The UN defines girls and boys as being aged less than 18, but Me says some member states use different definitions.

The report shows that women and girls account for almost three quarters of all detected victims of trafficking in 2016. Females make up 94% of the total victims trafficked for sexual exploitation, and 35% of those trafficked for forced labor.

The report also indicates that the overall number of reported trafficking victims has increased. In 2016, about 40% more victims were detected compared to 2011.

But the UN says that this rise could be due to an increase in trafficking globally, or it could be a result of enhanced national capacities to detect, record and report data on trafficking. In 2009, only 26 countries had an institution which systematically collected data on trafficking cases, whereas in 2018, the number had risen to 65.

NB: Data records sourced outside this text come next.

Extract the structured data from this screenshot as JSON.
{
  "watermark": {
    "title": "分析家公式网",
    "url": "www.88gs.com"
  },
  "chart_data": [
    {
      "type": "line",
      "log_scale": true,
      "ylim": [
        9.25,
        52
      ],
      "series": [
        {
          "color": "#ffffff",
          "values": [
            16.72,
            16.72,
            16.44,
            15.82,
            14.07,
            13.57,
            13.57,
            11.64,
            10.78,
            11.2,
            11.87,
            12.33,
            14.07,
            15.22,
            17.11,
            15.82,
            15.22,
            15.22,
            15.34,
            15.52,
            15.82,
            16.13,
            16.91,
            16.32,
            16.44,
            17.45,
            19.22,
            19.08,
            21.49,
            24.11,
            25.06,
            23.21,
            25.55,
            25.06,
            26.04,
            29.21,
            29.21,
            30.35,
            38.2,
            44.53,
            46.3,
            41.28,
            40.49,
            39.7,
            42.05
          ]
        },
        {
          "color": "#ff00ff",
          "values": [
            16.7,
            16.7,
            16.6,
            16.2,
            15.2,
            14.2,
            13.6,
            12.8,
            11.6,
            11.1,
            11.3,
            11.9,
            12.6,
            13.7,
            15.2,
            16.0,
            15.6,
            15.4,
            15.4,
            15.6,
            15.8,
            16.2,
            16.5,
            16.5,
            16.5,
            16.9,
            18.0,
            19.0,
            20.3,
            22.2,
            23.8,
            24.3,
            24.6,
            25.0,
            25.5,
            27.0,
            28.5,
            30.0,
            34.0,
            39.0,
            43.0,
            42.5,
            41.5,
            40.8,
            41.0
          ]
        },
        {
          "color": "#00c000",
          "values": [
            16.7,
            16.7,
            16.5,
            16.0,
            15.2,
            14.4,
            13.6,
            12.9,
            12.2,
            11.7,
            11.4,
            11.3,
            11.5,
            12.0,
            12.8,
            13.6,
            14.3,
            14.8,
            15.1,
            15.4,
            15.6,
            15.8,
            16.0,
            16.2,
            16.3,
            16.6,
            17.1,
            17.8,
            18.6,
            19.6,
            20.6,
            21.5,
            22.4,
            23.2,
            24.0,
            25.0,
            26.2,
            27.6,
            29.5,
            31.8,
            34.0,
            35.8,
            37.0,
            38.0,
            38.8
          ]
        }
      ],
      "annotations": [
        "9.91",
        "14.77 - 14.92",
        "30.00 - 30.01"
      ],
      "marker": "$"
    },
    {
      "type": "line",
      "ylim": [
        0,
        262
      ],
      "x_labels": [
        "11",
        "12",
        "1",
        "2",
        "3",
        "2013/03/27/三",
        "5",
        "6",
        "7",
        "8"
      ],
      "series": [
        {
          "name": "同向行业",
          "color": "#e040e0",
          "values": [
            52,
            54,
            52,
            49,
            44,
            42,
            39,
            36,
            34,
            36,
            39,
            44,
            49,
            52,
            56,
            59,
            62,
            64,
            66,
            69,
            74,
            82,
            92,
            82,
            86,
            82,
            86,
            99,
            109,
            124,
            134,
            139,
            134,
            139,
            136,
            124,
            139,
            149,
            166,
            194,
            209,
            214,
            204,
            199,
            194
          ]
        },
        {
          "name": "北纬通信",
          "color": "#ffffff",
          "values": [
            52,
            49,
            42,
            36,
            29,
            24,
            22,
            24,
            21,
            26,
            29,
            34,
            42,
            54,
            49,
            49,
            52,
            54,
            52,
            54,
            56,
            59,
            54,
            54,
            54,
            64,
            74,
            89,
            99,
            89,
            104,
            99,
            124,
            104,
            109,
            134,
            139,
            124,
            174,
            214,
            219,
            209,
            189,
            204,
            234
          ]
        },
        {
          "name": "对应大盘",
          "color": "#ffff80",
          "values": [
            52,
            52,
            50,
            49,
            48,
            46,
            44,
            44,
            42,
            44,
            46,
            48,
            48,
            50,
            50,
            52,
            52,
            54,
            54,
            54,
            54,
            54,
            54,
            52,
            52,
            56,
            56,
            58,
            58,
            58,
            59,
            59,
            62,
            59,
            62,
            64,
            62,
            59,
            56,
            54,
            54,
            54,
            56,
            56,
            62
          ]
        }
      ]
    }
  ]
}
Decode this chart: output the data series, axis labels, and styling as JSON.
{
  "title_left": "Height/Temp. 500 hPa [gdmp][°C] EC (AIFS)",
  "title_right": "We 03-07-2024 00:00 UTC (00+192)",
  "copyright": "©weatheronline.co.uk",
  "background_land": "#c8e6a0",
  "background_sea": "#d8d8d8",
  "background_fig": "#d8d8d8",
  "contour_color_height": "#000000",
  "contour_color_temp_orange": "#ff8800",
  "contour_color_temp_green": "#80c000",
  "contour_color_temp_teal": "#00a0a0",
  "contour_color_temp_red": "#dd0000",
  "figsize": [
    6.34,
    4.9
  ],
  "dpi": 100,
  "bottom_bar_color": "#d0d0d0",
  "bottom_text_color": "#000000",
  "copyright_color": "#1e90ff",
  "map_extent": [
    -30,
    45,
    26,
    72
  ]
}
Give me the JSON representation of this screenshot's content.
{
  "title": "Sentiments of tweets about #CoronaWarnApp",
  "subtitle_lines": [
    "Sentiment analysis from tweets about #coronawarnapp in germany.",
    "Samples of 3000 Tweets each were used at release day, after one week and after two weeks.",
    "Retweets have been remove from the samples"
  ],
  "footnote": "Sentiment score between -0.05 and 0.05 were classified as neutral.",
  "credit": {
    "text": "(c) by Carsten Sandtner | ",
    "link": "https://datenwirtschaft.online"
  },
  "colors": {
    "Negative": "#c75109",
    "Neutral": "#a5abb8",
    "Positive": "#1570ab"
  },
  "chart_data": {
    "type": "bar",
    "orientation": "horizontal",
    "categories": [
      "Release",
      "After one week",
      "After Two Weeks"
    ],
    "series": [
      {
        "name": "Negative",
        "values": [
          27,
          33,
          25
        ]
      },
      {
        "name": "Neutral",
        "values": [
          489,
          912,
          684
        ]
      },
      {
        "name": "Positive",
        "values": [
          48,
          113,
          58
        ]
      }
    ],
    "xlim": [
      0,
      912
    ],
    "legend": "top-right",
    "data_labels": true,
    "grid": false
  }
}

In addition, the UNODC report highlights the effect of armed conflicts on human trafficking, noting that areas with weak rule of law provide traffickers with “fertile terrain.”

Vulnerable communities fleeing conflicts, especially Syrian, Iraqi, and Rohingya refugees are often targeted by traffickers.

“In migration flows, you have a dispersion of families and then you have many children who travel alone, who definitely become more vulnerable to be trapped into exploitative situations,” explained Me.

The UNODC welcomed the increase in anti-trafficking legislation and policies globally, but warned that convictions remain abysmally low, writing “There appears to be hardly any risk for traffickers to face justice.”